My father loves trees.
When he built his new house, it was on beautiful forest land covered with trees.
When they started construction, he was incredibly careful and only cut down the trees that were absolutely necessary for the driveway and house.
He kept all the rest of the trees and even planted more.
My Dad takes incredible care of his land and every single one of these trees.
When we visit, he teaches me all the different names of the trees and shows me how to recognize them by the texture of the bark or the pattern of the pine needles.
In fact, he is so meticulous about his trees, that this always catches me off guard.
Can you see it?
It’s a funky looking stump that my Dad left standing.
My Dad is a master at wielding a chainsaw to remove dead trees and stumps.
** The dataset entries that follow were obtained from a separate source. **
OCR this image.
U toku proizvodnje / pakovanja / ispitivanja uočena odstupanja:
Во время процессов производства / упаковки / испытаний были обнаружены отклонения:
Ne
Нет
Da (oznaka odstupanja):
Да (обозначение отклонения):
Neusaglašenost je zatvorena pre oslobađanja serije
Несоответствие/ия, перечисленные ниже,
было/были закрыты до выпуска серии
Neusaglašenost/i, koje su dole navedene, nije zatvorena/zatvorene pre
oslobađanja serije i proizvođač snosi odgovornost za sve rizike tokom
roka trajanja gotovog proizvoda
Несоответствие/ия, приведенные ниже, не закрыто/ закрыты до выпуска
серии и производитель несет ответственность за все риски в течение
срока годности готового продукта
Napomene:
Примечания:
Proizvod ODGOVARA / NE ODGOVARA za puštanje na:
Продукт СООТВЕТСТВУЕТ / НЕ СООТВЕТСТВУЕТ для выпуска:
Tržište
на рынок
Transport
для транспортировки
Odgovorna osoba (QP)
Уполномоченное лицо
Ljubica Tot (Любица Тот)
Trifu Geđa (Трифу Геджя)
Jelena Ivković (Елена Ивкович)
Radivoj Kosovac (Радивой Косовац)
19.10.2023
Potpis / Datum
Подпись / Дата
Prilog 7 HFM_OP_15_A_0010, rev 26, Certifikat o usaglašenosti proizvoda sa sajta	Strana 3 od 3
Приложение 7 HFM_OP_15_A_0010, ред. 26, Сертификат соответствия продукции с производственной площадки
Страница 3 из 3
So why did he leave this one?
This Thanksgiving, I finally asked him, “So, Dad, why have you left that stump in your backyard?”
He smiled, cleared his throat and leaned toward me in his chair.
“It’s called a snag,” my Dad began, “It’s a dead tree that’s been burned out in a forest fire.”
“This one’s cedar,” he continued, “And the funny thing about cedar is that it doesn’t rot after it’s burned, like other trees do. Other trees will just rot and completely fall apart.”
“There are snags all around here,” he said, “But we’ve never seen one like this before. It’s so big and intricate.”
Then my Mom, who had been listening, joined in the conversation.
“The squirrels love to play on it,” she added, “And the wind blows it back and forth. But it never falls down or breaks, even though it doesn’t have any roots.”
I listened with interest and felt new appreciation for this funky stump beginning to develop as I saw my parents’ obvious enjoyment in their unique snag.
Then my Dad looked out the window at the gnarled wood standing amidst the perfect trees that surrounded it.
“It’s a tribute to its own existence.”